In 1972, Bud Carson was fired from Georgia Tech and new head coach, Bill Fulcher and offensive coordinator, Steve Sloan, instituted a new offensive scheme to match the capabilities of the upcoming varsity players. McAshan and the offense slowly adapted to the new scheme under the patient encouragement of Steve Sloan. McAshan's football relationship, as was the same with his defensive colleagues, with new head coach Bill Fulcher was strained for the remainder of the season after this lopsided loss. The Tuesday before the final game of the 1972 season with the University of Georgia, McAshan asked Fulcher's secretary for four additional tickets so his family could attend the game in Athens. His secretary, following NCAA rules and denied the request. In protest, under the guidance of black city father's, McAshan skipped practice for the rest of the week.
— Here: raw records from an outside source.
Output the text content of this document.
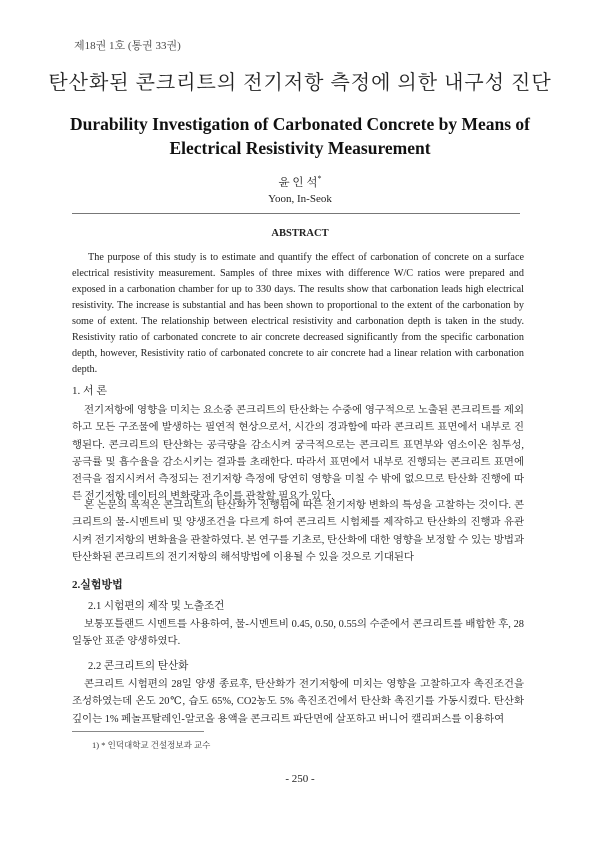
제18권 1호 (통권 33권)
탄산화된 콘크리트의 전기저항 측정에 의한 내구성 진단
Durability Investigation of Carbonated Concrete by Means of Electrical Resistivity Measurement
윤 인 석*
Yoon, In-Seok
ABSTRACT

The purpose of this study is to estimate and quantify the effect of carbonation of concrete on a surface electrical resistivity measurement. Samples of three mixes with difference W/C ratios were prepared and exposed in a carbonation chamber for up to 330 days. The results show that carbonation leads high electrical resistivity. The increase is substantial and has been shown to proportional to the extent of the carbonation by some of extent. The relationship between electrical resistivity and carbonation depth is taken in the study. Resistivity ratio of carbonated concrete to air concrete decreased significantly from the specific carbonation depth, however, Resistivity ratio of carbonated concrete to air concrete had a linear relation with carbonation depth.

1. 서 론

전기저항에 영향을 미치는 요소중 콘크리트의 탄산화는 수중에 영구적으로 노출된 콘크리트를 제외하고 모든 구조물에 발생하는 필연적 현상으로서, 시간의 경과함에 따라 콘크리트 표면에서 내부로 진행된다. 콘크리트의 탄산화는 공극량을 감소시켜 궁극적으로는 콘크리트 표면부와 염소이온 침투성, 공극률 및 흡수율을 감소시키는 결과를 초래한다. 따라서 표면에서 내부로 진행되는 콘크리트 표면에 전극을 접지시켜서 측정되는 전기저항 측정에 당연히 영향을 미칠 수 밖에 없으므로 탄산화 진행에 따른 전기저항 데이터의 변화량과 추이를 관찰할 필요가 있다.

본 논문의 목적은 콘크리트의 탄산화가 진행됨에 따른 전기저항 변화의 특성을 고찰하는 것이다. 콘크리트의 물-시멘트비 및 양생조건을 다르게 하여 콘크리트 시험체를 제작하고 탄산화의 진행과 유관시켜 전기저항의 변화율을 관찰하였다. 본 연구를 기초로, 탄산화에 대한 영향을 보정할 수 있는 방법과 탄산화된 콘크리트의 전기저항의 해석방법에 이용될 수 있을 것으로 기대된다

2.실험방법
2.1 시험편의 제작 및 노출조건

보통포틀랜드 시멘트를 사용하여, 물-시멘트비 0.45, 0.50, 0.55의 수준에서 콘크리트를 배합한 후, 28일동안 표준 양생하였다.

2.2 콘크리트의 탄산화

콘크리트 시험편의 28일 양생 종료후, 탄산화가 전기저항에 미치는 영향을 고찰하고자 촉진조건을 조성하였는데 온도 20℃, 습도 65%, CO2농도 5% 촉진조건에서 탄산화 촉진기를 가동시켰다. 탄산화 깊이는 1% 페놀프탈레인-알코올 용액을 콘크리트 파단면에 살포하고 버니어 캘리퍼스를 이용하여

1) * 인덕대학교 건설정보과 교수
- 250 -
Fulcher suspended McAshan for the next two games, which were the Georgia loss and the Liberty Bowl victory over Iowa State. During the Liberty Bowl in Memphis, McAshan sat in a white limousine with Jesse Jackson right outside the stadium. McAshan was eventually kicked off the team by Fulcher and declared for the National Football League draft as a senior in 1972. Eddie McAshan finished his Georgia Tech career with 4,262 yards of offense, 35 total touchdowns, a 62.5% (20-12-1) winning percentage, and two bowl game appearances.

==Professional career==
McAshan went on to be drafted by the New England Patriots in the 17th round as the 420th pick overall in the 1973 NFL draft. He was eventually cut and he attempted a stint with the Jacksonville Sharks of the World Football League. He saw action during the 1974 season.

McAshan returned to Georgia Tech and completed his degree in industrial management in 1979.